I had to remind myself today that this is for me. My spiritual advancement is my own, no one else’s. No one can do it for me. And (really) no one cares whether I do it or not. This, I’ve found, is the best attitude for me to have regarding my spiritual progress. I am not here to please anyone, to get applause, or to sell the latest fad. I’m here to serve God, to be Truly helpful, to do the best I can to be the best person I can be.
I fill my mind with the Light of the Truth of Love. What more is there? In the Light of the Truth, I am Free. What more is there? My consciousness expands in the Truth of Love, forever One, forever Joyful, forever in Peace.

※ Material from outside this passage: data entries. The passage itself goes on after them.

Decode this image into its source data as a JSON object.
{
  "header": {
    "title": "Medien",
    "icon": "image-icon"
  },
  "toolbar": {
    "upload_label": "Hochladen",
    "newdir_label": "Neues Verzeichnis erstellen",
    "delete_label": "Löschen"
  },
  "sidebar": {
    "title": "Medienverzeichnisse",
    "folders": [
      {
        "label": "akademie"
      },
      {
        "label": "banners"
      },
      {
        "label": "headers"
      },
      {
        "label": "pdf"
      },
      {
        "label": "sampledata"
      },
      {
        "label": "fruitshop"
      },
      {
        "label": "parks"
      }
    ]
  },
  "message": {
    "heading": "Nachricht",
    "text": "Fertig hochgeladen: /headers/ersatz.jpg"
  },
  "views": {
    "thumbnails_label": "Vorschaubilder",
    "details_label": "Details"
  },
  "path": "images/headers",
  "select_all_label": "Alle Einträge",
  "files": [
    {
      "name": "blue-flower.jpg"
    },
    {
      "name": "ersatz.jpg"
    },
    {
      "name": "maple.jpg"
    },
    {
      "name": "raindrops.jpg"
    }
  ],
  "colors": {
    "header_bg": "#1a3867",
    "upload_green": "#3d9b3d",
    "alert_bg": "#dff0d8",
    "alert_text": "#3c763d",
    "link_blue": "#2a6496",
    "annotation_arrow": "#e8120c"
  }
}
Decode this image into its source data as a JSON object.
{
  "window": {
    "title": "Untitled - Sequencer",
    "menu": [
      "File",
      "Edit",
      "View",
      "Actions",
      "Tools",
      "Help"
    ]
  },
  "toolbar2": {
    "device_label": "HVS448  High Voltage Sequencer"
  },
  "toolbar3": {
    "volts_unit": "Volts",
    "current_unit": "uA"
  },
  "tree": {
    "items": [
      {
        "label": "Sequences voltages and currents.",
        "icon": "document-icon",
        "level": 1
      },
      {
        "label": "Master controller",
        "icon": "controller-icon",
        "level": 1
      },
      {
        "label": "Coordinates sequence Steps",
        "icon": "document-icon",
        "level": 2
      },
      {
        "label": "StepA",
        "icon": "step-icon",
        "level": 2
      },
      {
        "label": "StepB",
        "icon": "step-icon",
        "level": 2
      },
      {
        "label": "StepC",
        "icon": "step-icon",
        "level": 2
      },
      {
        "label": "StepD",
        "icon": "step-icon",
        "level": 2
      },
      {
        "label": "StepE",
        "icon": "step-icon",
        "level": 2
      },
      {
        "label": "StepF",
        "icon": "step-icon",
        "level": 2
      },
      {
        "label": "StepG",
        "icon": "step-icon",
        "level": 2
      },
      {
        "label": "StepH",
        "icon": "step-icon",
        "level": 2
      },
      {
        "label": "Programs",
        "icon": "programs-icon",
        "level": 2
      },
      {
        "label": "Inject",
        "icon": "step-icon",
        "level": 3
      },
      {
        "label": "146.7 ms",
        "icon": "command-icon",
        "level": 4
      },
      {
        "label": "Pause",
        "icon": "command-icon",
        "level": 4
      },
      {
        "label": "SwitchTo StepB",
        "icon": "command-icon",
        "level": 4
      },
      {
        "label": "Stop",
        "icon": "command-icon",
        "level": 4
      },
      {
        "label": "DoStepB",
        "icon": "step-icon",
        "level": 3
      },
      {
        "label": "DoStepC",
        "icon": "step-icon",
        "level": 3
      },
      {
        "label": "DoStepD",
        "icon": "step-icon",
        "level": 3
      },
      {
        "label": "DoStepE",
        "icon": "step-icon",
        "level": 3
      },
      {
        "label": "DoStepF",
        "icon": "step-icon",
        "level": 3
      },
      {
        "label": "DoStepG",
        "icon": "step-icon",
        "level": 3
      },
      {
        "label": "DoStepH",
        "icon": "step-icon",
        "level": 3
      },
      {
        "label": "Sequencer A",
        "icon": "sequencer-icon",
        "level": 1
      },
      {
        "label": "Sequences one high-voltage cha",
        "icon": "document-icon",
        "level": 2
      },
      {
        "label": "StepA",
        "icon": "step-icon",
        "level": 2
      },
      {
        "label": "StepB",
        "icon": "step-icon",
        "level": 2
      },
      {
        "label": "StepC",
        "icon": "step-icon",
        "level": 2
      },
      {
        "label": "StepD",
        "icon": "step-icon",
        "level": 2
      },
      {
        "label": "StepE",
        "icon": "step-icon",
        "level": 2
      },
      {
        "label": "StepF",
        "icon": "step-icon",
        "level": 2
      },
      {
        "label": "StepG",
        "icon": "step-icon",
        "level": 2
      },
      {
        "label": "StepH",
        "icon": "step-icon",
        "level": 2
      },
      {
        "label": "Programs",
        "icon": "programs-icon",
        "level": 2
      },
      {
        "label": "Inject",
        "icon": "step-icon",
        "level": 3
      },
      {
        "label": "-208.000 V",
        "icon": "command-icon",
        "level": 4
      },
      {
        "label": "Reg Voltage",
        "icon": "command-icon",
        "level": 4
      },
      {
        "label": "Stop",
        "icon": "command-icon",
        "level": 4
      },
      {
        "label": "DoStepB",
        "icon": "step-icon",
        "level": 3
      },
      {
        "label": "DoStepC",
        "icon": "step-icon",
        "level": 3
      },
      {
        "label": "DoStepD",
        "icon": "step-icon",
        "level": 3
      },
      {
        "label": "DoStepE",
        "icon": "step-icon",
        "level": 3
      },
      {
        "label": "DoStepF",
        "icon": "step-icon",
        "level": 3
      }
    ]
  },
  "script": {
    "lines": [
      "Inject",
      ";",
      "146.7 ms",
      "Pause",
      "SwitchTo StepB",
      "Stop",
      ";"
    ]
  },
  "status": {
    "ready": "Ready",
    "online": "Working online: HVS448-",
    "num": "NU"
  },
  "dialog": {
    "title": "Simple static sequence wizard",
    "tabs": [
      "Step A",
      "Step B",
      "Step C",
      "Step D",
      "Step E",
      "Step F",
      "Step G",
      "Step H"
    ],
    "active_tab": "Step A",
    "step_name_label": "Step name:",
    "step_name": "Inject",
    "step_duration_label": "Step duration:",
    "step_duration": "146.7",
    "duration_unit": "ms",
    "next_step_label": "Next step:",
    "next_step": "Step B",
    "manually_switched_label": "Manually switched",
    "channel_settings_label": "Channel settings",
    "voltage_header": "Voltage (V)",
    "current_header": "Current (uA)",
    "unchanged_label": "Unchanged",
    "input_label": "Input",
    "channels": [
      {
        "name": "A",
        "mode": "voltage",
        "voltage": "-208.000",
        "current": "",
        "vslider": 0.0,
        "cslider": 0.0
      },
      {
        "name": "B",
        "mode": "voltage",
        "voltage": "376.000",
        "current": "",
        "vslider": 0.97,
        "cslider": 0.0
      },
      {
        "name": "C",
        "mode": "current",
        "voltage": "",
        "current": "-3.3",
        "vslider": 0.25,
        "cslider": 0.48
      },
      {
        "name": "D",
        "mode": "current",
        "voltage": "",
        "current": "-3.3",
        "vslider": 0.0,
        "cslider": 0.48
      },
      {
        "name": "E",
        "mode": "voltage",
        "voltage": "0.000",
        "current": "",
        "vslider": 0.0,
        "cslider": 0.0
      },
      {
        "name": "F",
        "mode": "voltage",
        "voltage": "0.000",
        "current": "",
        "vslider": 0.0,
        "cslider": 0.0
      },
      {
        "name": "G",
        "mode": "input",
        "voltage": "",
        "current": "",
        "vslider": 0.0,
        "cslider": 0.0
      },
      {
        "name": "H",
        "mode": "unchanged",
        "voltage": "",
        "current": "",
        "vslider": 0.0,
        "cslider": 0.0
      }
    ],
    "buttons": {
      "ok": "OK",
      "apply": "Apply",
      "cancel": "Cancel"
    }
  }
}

I read recently about a so-called consciousness tipping point: that point where you’ve accumulated so much positive spiritual energy, that life explodes (in a good way) before you. Everything changes. Rocky roads become smooth, overwhelm becomes harmony, turmoil becomes peace.
My world has never quite exploded as such. My experience of an expanding consciousness is more like a slow-burn: Consistently good. Not great…no WAY high points, but no way low ones either. In general I’m just happy and contented. My life is filled with beautiful people. I feel relaxed and alive….about 98% of the time.
So sometimes I wonder if I’m missing something? It’s not that I am not happy. But aren’t the heavens supposed to open, and the angels sing…at least some time?
No, I know. I am laughing at myself. I look around at others’ stress, at others’ listlessness, and I am thankful, so thankful for my slow-steady life of advance and learning, of growing and feeling better and better every day. Sometimes though, I forget to notice. The progress is so slow that today looks like yesterday. It’s only when I think about where I was a year ago, or two or five years ago, that I can see how far I’ve come.
Look around. See how good you have it. Remember where you were a year or two ago? Look how far you’ve come!